Professor Shlomo Avineri raises difficult questions and wishes to discuss them, adding: "Anyone who, like me, supports a solution of two states for two peoples and wants to see Arab citizens of Israel gain full civic equality can, and perhaps even must, pose them" ("The right questions," October 5 ).

The issues concerning the melange of tribes residing in this country are not at all simple. The definition of what a people is, in this context, is quite complicated as both peoples are still in formative stages. Throughout human history, nations have vanished and other peoples have awoken one morning, felt they were a nation and began to interact as such in cultural and political frameworks.

The questions Prof. Avineri seeks to raise are difficult ones. But this is only an apparent difficulty - because upon reading his arguments, it seems he is cutting the very branches he seeks to hold on to, one after the other.

Let's assume that it is indeed true that "a majority of Israel's Jewish citizens distinguish between 'the State of Israel' and 'the Land of Israel,'" as he claims. The question then becomes why he demands something different from the other side, in saying "it should be clear to us, and to them, that Acre and Jaffa and Be'er Sheva are not part of Palestine."

If this is the logic guiding him, the same logic should apply to the other side - which should thus distinguish between the State of Palestine and the Land of Palestine. There is no contradiction, therefore, in Acre, Haifa and Jaffa being part of the Land of Palestine, even if they will not be part of the State of Palestine - just as Hebron will simultaneously be part of the State of Palestine and the Land of Israel. That is how healthy logic works, and that is how healthy peoples act in the framework of international law.

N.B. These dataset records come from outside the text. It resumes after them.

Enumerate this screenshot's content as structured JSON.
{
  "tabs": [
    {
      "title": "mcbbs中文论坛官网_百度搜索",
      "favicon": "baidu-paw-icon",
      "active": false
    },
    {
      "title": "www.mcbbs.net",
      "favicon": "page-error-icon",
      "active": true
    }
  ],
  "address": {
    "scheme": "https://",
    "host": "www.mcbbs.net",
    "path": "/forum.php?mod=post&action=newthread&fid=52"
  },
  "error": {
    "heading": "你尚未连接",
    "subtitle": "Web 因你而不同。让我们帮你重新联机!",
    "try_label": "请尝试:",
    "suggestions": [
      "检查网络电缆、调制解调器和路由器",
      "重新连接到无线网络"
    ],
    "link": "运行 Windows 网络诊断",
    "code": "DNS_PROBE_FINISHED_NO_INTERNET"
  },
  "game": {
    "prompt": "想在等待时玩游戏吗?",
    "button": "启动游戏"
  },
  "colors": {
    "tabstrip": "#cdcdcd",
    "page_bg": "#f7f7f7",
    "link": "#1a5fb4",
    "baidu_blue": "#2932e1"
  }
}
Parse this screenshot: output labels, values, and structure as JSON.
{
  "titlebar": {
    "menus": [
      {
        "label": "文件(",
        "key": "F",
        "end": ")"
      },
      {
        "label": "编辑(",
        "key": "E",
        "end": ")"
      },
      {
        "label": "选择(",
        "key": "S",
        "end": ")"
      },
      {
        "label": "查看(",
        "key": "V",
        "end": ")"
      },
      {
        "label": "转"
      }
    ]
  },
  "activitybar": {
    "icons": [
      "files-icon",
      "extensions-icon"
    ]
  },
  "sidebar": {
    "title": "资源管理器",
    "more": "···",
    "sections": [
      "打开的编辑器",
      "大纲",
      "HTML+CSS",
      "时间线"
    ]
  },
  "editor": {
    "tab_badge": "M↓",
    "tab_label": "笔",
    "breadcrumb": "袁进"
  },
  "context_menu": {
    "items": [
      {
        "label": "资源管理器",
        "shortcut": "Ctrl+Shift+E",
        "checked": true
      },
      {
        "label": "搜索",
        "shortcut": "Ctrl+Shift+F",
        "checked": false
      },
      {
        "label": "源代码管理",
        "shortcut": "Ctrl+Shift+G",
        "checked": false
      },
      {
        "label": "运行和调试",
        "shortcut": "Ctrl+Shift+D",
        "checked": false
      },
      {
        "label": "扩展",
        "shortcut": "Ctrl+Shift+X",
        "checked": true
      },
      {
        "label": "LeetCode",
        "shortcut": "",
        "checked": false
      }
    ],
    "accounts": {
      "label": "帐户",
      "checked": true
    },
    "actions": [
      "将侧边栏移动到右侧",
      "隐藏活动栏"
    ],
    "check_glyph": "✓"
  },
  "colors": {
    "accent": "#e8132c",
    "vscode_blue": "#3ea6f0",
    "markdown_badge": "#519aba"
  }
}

The second question raised by Prof. Avineri is also problematic. "The second question is directed at Israel's Arab citizens. Some of their leaders prefer to refer to themselves as 'Palestinian citizens of Israel,' and that, of course, is their right. But it is impossible to ignore the fact that following the establishment of an independent Palestinian state, this definition is liable to seem problematic," he writes.

Let's continue along the lines of this logic, and put it this way: The question is directed at Jewish citizens of the nations of the world. Some of their leaders prefer to refer to themselves as Jewish citizens of the United States, France, Russia, etc, and that, of course, is their right. But it is impossible to ignore the fact that following the establishment of an independent Israeli state, this definition is liable to seem problematic. Does Prof. Avineri accept that this, too, is problematic?

And in the same context, it would be interesting to know to what nation Prof. Avineri would say figures like Benjamin Disraeli, Alphonse Ratisbonne and the composer Felix Mendelssohn belong. To the Jewish people? And if not, why? You could go so far as to say that if the most famous Jewish boy were to arrive at Ben-Gurion Airport a second time, seeking to immigrate, Prof. Avineri's representatives would, at best, send him off on the first flight back overseas. Just a reminder to Prof. Avineri - the name of that famous Jewish boy is Jesus.

It seems such questions are inconceivable from his perspective; that is why he won't even consider them. This whole entire debate demonstrates how Prof. Avineri repeatedly climbs the branches of the tree he himself planted and nurtured, but, astonishingly and repeatedly, cuts down the very same branches with his own hands, to the point that he has become a licensed tree cutter.

It's nice that Prof. Avineri wants to see "full civil equality for Israel's Arab citizens," but for that equality to be complete, it also has to exist logically. To this point, I have not been able to fathom the logic of his words.